5S in the Japanese Workplace (4) Seiketsu: Sanitizing

5S in the Japanese Workplace (4)
Seiketsu: Sanitizing

The 5S practices–Seiri (clearing up), Seiton (organizing), Seiso (cleaning), Seiketsu (sanitizing) and Shitsuke (training), is a system for reducing waste and increasing productivity by maintaining an orderly work environment. It was first developed in Japan and perfected by companies such as Toyota, who implemented it their production facilities. Later many companies adopted its methodology and techniques. It has truly become a world productivity system. In the previous article, we explored the Japanese roots of seiri, seiton and seiso. This time we turn to seiketsu. The word has been translated and interpreted as “sanitizing.” How does that work? Let’s take a closer look.

The meaning of "Seiketsu-(清潔 )"

This is how the Japanese write seiketsu. The first character, 清 means “purify” or “cleanse.” It is the same character as the first character in 5S step 3 seiso (cleaning). The second character 潔 when used on its own is pronounced“isagiyoi” and means “undefiled, clean, gracious and courageous.”The two characters together mean “clean and sanitary.” Seiketsu is not simply a momentary state of cleanliness. It is an attitude of cleanliness and consistent habits for keeping things clean. Not just clean, but actively clean. The clean and unclean are separated. Unclean things should not be introduced to clean areas. Periodic checks are made to find and remove unclean things.

Separation of Clean and Unclean

Always keep it clean in Japan

Always keep it clean in Japan

The Japanese home is a clean space. Efforts are made to prevent dirt from the outside from entering a house. To avoid tracking dirt into the house, people take off their shoes, without exception, before entering. Sometimes ambulance personnel slip off their shoes before entering a house to save lives. A Japanese home is supposed to be a haven of comfort and cleanliness to those returning from outside. Also, public areas in Japan, such as toilets in railway stations, are relatively clean. Of course railway stations that millions pass through each day are not usually seiketsu though.

Importance of Process

From an early age, Japanese learn and internalize specific steps, procedures and standards for many everyday activities that Americans feel free to do. Kindergarten already know when to take off their shoes and where to place them correctly before entering a house or school (left and right shoes are placed together, toes and heels aligned, touching, toes facing outward). This happens to be the logical and efficient way, since it allows the wearer to slip easily into the shoes when leaving the building. You may have noticed that Japanese people’s English handwriting is very consistent from person to person. They have learned a specific process and standard for writing alphabet characters and numbers as well. There is not any forgiveness of messy handwriting, when it is written for others to read.
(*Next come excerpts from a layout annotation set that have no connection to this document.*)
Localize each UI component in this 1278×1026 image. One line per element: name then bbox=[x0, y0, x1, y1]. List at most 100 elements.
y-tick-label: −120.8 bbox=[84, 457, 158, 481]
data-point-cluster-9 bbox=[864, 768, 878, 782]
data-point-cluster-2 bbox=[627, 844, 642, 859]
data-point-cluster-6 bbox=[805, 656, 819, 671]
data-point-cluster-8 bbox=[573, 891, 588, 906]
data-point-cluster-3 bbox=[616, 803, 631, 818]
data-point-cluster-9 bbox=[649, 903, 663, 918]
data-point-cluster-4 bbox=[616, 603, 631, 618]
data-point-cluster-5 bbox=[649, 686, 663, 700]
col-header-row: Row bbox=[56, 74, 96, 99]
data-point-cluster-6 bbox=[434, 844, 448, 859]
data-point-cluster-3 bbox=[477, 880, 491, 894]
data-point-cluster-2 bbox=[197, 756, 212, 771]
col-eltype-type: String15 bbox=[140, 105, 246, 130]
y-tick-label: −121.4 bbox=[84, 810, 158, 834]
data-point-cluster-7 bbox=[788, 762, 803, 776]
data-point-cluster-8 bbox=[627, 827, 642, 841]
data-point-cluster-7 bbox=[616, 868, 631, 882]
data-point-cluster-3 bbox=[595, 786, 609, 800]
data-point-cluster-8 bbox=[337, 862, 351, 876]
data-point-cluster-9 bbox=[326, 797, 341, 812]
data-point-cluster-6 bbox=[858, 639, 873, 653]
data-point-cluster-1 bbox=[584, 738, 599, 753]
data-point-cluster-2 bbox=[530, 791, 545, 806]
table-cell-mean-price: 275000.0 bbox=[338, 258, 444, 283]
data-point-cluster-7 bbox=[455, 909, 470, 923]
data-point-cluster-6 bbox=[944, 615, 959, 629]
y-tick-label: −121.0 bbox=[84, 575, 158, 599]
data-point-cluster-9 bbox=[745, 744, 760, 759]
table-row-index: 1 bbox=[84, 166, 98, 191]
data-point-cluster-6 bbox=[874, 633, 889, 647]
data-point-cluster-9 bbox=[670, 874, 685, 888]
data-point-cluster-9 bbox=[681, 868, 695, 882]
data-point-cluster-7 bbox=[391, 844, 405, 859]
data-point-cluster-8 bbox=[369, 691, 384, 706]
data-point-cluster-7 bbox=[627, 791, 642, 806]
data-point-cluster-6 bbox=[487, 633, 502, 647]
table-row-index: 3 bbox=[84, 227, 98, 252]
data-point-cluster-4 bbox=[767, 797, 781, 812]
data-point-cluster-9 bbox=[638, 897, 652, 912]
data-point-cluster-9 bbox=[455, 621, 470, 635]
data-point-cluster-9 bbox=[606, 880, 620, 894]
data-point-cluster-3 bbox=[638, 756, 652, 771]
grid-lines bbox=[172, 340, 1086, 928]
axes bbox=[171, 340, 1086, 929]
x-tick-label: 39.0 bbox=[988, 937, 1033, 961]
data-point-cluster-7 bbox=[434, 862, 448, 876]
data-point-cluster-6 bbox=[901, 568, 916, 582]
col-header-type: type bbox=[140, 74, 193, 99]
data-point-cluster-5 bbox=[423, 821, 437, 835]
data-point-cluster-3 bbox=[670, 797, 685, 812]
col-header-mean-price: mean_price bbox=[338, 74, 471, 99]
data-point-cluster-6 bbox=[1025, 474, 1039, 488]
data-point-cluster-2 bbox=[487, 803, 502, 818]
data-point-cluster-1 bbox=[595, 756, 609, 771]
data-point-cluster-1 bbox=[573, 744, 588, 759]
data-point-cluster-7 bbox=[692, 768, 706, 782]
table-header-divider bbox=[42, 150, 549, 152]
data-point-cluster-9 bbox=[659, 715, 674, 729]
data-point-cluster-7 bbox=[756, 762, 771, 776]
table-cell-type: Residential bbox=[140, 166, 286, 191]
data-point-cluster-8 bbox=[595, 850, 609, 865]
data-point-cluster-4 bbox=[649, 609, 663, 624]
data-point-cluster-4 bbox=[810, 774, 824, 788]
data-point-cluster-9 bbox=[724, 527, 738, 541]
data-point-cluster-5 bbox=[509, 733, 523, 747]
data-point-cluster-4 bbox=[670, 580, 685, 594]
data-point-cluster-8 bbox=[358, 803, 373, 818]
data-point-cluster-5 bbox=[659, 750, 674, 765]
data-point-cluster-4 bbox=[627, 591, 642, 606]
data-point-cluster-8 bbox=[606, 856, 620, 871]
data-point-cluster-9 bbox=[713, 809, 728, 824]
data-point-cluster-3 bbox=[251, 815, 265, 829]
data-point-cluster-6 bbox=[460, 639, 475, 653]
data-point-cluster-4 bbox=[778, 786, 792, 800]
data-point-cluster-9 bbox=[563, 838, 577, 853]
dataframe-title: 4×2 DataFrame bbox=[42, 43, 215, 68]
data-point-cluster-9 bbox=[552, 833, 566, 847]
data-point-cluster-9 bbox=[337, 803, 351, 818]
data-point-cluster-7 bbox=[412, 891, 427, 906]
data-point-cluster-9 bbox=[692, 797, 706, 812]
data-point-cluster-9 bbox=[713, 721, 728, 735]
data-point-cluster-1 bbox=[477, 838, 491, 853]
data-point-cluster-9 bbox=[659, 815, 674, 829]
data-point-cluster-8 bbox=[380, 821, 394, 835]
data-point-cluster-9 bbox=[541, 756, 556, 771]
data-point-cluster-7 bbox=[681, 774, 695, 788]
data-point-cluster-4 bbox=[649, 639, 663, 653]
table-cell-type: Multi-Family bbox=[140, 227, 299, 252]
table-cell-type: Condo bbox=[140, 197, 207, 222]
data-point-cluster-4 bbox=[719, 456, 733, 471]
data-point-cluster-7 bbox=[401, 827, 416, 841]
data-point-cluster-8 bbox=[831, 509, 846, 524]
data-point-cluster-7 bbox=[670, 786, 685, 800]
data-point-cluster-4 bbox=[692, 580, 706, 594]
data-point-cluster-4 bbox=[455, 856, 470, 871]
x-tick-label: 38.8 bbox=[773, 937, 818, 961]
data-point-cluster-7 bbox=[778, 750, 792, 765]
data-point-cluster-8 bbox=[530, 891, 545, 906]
Developing Standardized Routines

In a 5S workplace, seiketsu seeks to find optimal processes for each particular task, situation and purpose. After the initial 5S steps–seiri, seiton and seiso, seiketsu develops a consistent approach for tasks and procedures. How often do they need to be performed? And by whom? How thoroughly? Seiketsu is a system for maintaining and supporting ongoing and consistent seiri, seiton and seiso activities. 

Integrated to Daily Work

Seiketsu creates the job lists, assignments and scheduling for the other 5S activities. Job lists are created for the relatively straightforward tasks to be performed daily. Lists are also created for more complex weekly and monthly reviews. Just as in seiri (clearing up) and seiton (organizing), all tools and materials have their proper place, in seiketsu 5S duties are scheduled for their proper times and integrated with other job activities. 5S isn’t something added to jobs, it is an integral and necessary part of everyone’s job.

Visual Cues

A 5S workplace can be instantly recognized by its tidy and well organized appearance, and also for its bright visual communication. Color coding, tape lines and other visual cues make it easy to distinguish items. Colors are associated with categories so that items can be instantly recognized, even from a distance. Less time is spent hunting items, since colors make them easy to find. Employees first determine what categories these standardized colors will describe. Then a legend of the standardized color coding system should be drawn up and posted around the work area.


Every individual plays a critical role in the successful implementation of 5S. All employees are asked to monitor conditions in their own work areas and in neighboring areas on a regular schedule. Where possible, duties should be rotated among all the work area employees so that all are familiar with both performing the task and evaluating its effectiveness. This reflects a Japanese “team” ethic, where there is no task that is specifically “my job” nor are there tasks that are “not my job.”

Seiketsu and Safety

Dirt is kept from entering clean areas. Also, dirt that has somehow found its way into the clean area must be removed. Seiketsu includes periodic safety sweeps – finding outdated, poisonous or other dangerous materials and removing them from the work area.

Benefits of Seiketsu

Seiketsu gives a systematic, consistent approach for getting tasks done. Rather than simply calculating time and motion, it looks deeply into the various production and non-production activities in the work place and improves efficiency paradoxically by “adding”tasks. Putting things away, cleaning and checking for dangerous items are recognized to be just as valid and necessary as direct production ctivities.